Elastography uses principle of the tissue’s distortion (strain) under an applied stress (e.g., compression via the transducer), known as elasticity imaging or elastography. The images produced have very high contrast and may significantly improve lesion detection within the breast, prostate and liver.
HIFU
HIFU or high-intensity focused ultrasound surgery, as a therapeutic technique is not a new concept but recent advances in probe design and alternate ultrasonic imaging methods make it likely to become a realistic clinical tool in the near future. HIFU uses a highly focused ultrasound beam to coagulate a well-defined volume of tissue by heating it to above 50 degree celcius. Maintenance of this temperature for one to seconds results in cell death, and a single ultrasound exposure destroys a cigar-shaped volume of tissue of 0.5 ml. The surrounding tissue is not damaged and there is a very sharp line of demarcation between coagulated and viable tissue. This completely non-invasive technique has been used to treat malignant tumours of the liver, prostate and kidney and benign breast via a percutaneous or transrectal approach without the need for general anaesthesia. Currently, HIFU tissue ablation damage is best observed using MRI, however it often renders the treatment cumbersome and expensive. Since B-mode ultrasound cannot distinguish between coagulated and normal tissue, alternate ultrasonic imaging methods such as elastography, reflex transmission imaging and thermal imaging are likely candidates to depict the tissue damage. HIFU could also be deployed intraoperatively, e.g., in the treatment of liver metastases.
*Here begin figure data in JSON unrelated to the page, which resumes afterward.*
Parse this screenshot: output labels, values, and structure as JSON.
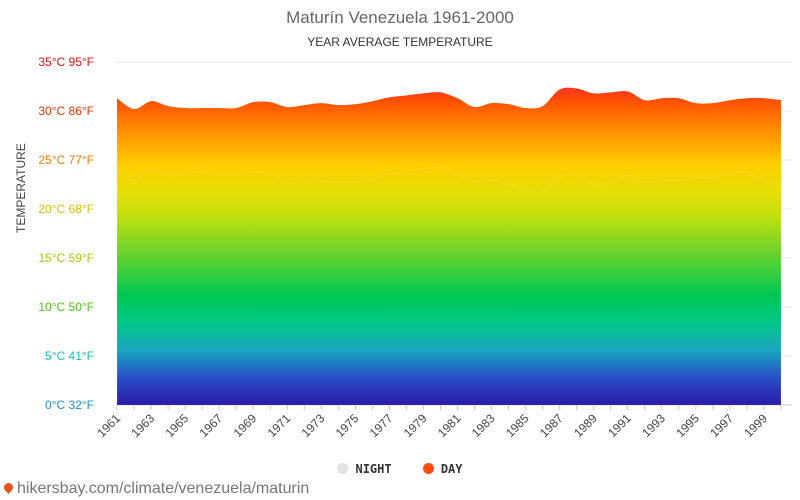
{
  "chart_data": {
    "type": "area",
    "title": "Maturín Venezuela 1961-2000",
    "subtitle": "YEAR AVERAGE TEMPERATURE",
    "ylabel": "TEMPERATURE",
    "ylim": [
      0,
      35
    ],
    "xlim": [
      1961,
      2000
    ],
    "y_ticks": [
      {
        "value": 0,
        "label": "0°C 32°F",
        "color": "#1e90cc"
      },
      {
        "value": 5,
        "label": "5°C 41°F",
        "color": "#16c1b6"
      },
      {
        "value": 10,
        "label": "10°C 50°F",
        "color": "#4fc218"
      },
      {
        "value": 15,
        "label": "15°C 59°F",
        "color": "#a9c80c"
      },
      {
        "value": 20,
        "label": "20°C 68°F",
        "color": "#d6c400"
      },
      {
        "value": 25,
        "label": "25°C 77°F",
        "color": "#ff7a00"
      },
      {
        "value": 30,
        "label": "30°C 86°F",
        "color": "#ee3300"
      },
      {
        "value": 35,
        "label": "35°C 95°F",
        "color": "#ee1111"
      }
    ],
    "x_tick_labels": [
      "1961",
      "1963",
      "1965",
      "1967",
      "1969",
      "1971",
      "1973",
      "1975",
      "1977",
      "1979",
      "1981",
      "1983",
      "1985",
      "1987",
      "1989",
      "1991",
      "1993",
      "1995",
      "1997",
      "1999"
    ],
    "x": [
      1961,
      1962,
      1963,
      1964,
      1965,
      1966,
      1967,
      1968,
      1969,
      1970,
      1971,
      1972,
      1973,
      1974,
      1975,
      1976,
      1977,
      1978,
      1979,
      1980,
      1981,
      1982,
      1983,
      1984,
      1985,
      1986,
      1987,
      1988,
      1989,
      1990,
      1991,
      1992,
      1993,
      1994,
      1995,
      1996,
      1997,
      1998,
      1999,
      2000
    ],
    "series": [
      {
        "name": "DAY",
        "color": "#ff4c0d",
        "values": [
          31.3,
          30.2,
          31.0,
          30.5,
          30.3,
          30.3,
          30.3,
          30.3,
          30.9,
          30.9,
          30.4,
          30.6,
          30.8,
          30.6,
          30.7,
          31.0,
          31.4,
          31.6,
          31.8,
          31.9,
          31.3,
          30.4,
          30.8,
          30.7,
          30.3,
          30.5,
          32.2,
          32.3,
          31.8,
          31.9,
          32.0,
          31.1,
          31.3,
          31.3,
          30.8,
          30.8,
          31.1,
          31.3,
          31.3,
          31.1
        ]
      },
      {
        "name": "NIGHT",
        "color": "#dddddd",
        "values": [
          24.1,
          22.9,
          24.1,
          23.4,
          23.6,
          23.9,
          23.5,
          23.5,
          23.8,
          23.7,
          22.6,
          23.0,
          22.8,
          22.7,
          22.7,
          23.1,
          23.6,
          23.9,
          24.1,
          24.2,
          23.6,
          22.8,
          22.9,
          22.5,
          22.0,
          21.8,
          23.3,
          23.4,
          22.5,
          22.8,
          23.4,
          22.7,
          22.9,
          22.9,
          23.2,
          23.2,
          23.7,
          23.8,
          22.8,
          22.6
        ]
      }
    ],
    "legend": {
      "position": "bottom"
    }
  },
  "legend": {
    "night": "NIGHT",
    "day": "DAY"
  },
  "footer": {
    "text": "hikersbay.com/climate/venezuela/maturin"
  }
}
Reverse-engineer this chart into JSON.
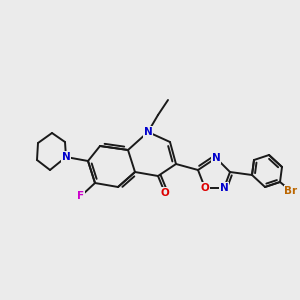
{
  "bg_color": "#ebebeb",
  "bond_color": "#1a1a1a",
  "atom_colors": {
    "N": "#0000cc",
    "O_carbonyl": "#dd0000",
    "O_oxadiazole": "#dd0000",
    "F": "#cc00cc",
    "Br": "#bb6600",
    "C": "#1a1a1a"
  },
  "figsize": [
    3.0,
    3.0
  ],
  "dpi": 100
}
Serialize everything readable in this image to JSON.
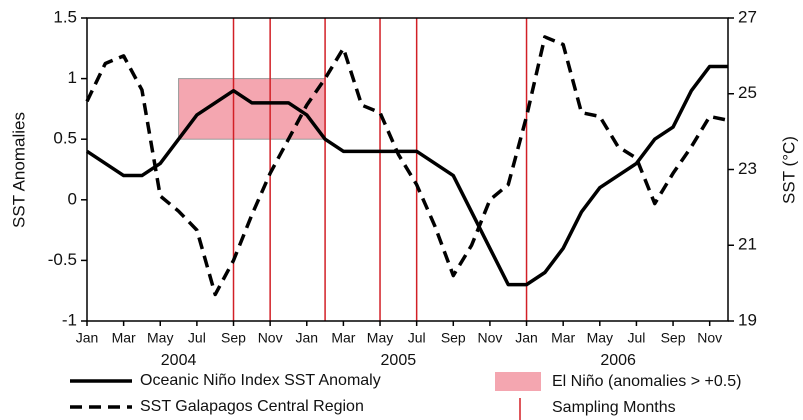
{
  "chart_data": {
    "type": "line",
    "y_label": "SST Anomalies",
    "y2_label": "SST (°C)",
    "categories": [
      "Jan",
      null,
      "Mar",
      null,
      "May",
      null,
      "Jul",
      null,
      "Sep",
      null,
      "Nov",
      null,
      "Jan",
      null,
      "Mar",
      null,
      "May",
      null,
      "Jul",
      null,
      "Sep",
      null,
      "Nov",
      null,
      "Jan",
      null,
      "Mar",
      null,
      "May",
      null,
      "Jul",
      null,
      "Sep",
      null,
      "Nov",
      null
    ],
    "year_labels": [
      {
        "label": "2004",
        "index": 5
      },
      {
        "label": "2005",
        "index": 17
      },
      {
        "label": "2006",
        "index": 29
      }
    ],
    "series": [
      {
        "name": "Oceanic Niño Index SST Anomaly",
        "color": "#000000",
        "dash": false,
        "axis": "y",
        "values": [
          0.4,
          0.3,
          0.2,
          0.2,
          0.3,
          0.5,
          0.7,
          0.8,
          0.9,
          0.8,
          0.8,
          0.8,
          0.7,
          0.5,
          0.4,
          0.4,
          0.4,
          0.4,
          0.4,
          0.3,
          0.2,
          -0.1,
          -0.4,
          -0.7,
          -0.7,
          -0.6,
          -0.4,
          -0.1,
          0.1,
          0.2,
          0.3,
          0.5,
          0.6,
          0.9,
          1.1,
          1.1
        ]
      },
      {
        "name": "SST Galapagos Central Region",
        "color": "#000000",
        "dash": true,
        "axis": "y2",
        "values": [
          24.8,
          25.8,
          26.0,
          25.1,
          22.3,
          21.9,
          21.4,
          19.7,
          20.6,
          21.8,
          22.9,
          23.8,
          24.7,
          25.4,
          26.2,
          24.7,
          24.5,
          23.4,
          22.6,
          21.5,
          20.2,
          21.0,
          22.2,
          22.6,
          24.4,
          26.5,
          26.3,
          24.5,
          24.4,
          23.6,
          23.3,
          22.1,
          22.9,
          23.6,
          24.4,
          24.3
        ]
      }
    ],
    "shaded_region": {
      "name": "El Niño (anomalies > +0.5)",
      "color": "#f4a6b0",
      "x": [
        5,
        13
      ],
      "y": [
        0.5,
        1.0
      ]
    },
    "sampling_months": {
      "name": "Sampling Months",
      "color": "#d21f26",
      "indices": [
        8,
        10,
        13,
        16,
        18,
        24
      ]
    },
    "xlim": [
      0,
      35
    ],
    "ylim": [
      -1,
      1.5
    ],
    "yticks": [
      -1,
      -0.5,
      0,
      0.5,
      1,
      1.5
    ],
    "y2lim": [
      19,
      27
    ],
    "y2ticks": [
      19,
      21,
      23,
      25,
      27
    ]
  }
}
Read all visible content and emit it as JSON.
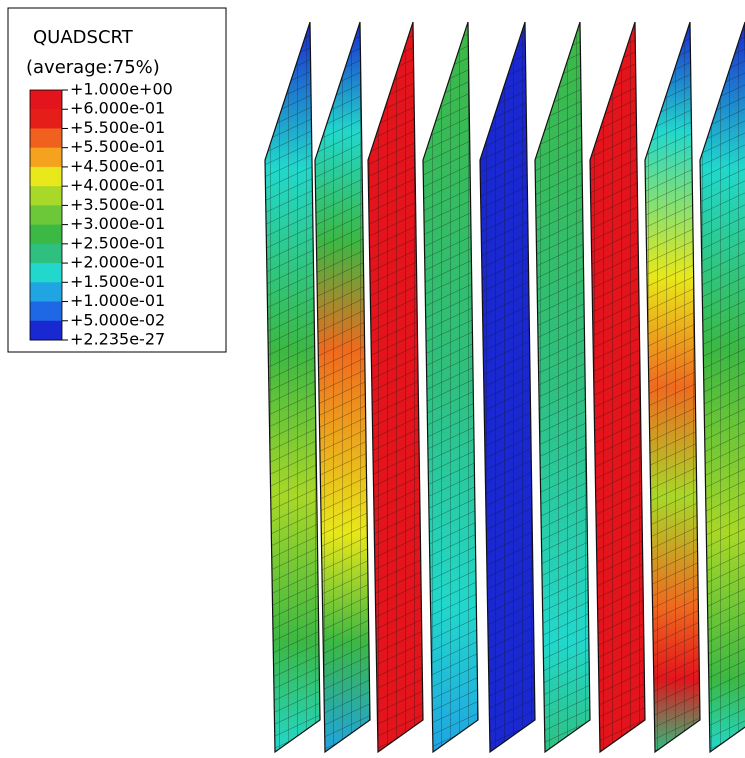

Ultrasound drug and gene delivery
PET/ CT picks up disease activity and reduces false positive findings |
Exposure to ultrasound causes a transient increase in cell membrane permeability, an effect known as sonoporation. Using this technique, tissues can be targetted to stimulate cellular uptake of a drug (e.g., a chemotherapeutic agent) or a gene. Sonoporation requires high acoustic powers (higher than that used in diagnosis and equivalent to those used in physiotherapy) but the power needed is markedly reduced when micro bubbles are also present. A drug or gene can be incorporated in or on the surface of the micro bubbles and tracked in the circulation with an imaging beam; when they are exposed to high power US, the micro bubbles rupture, releasing the agent near the target tissue. In the case of oncological drugs, this has the advantage of decreasing the dose of the drug needed, so reducing systemic side effects. Encouraging initial in vitro studies have demonstrated sonoporation without inducing cell death.
Conclusion
This topic of newer advances in onco imaging is unending. Though the list may look elaborate, it is only like tip of iceberg. Still newer and better applications are emerging. Be it contrast enhanced ultrasound or MR lymphangiography, ongoing research will throw light into clinical and advanced applications of many such techniques. No cancer patient can do without digital radiograph, mammogram, periodic ultrasound or cross-sectional imaging. Evolving role of PET CT will help for accurate staging and hence further management. Future developments with advent of molecular imaging and many more advances will eventually help to increase overall life expectancy.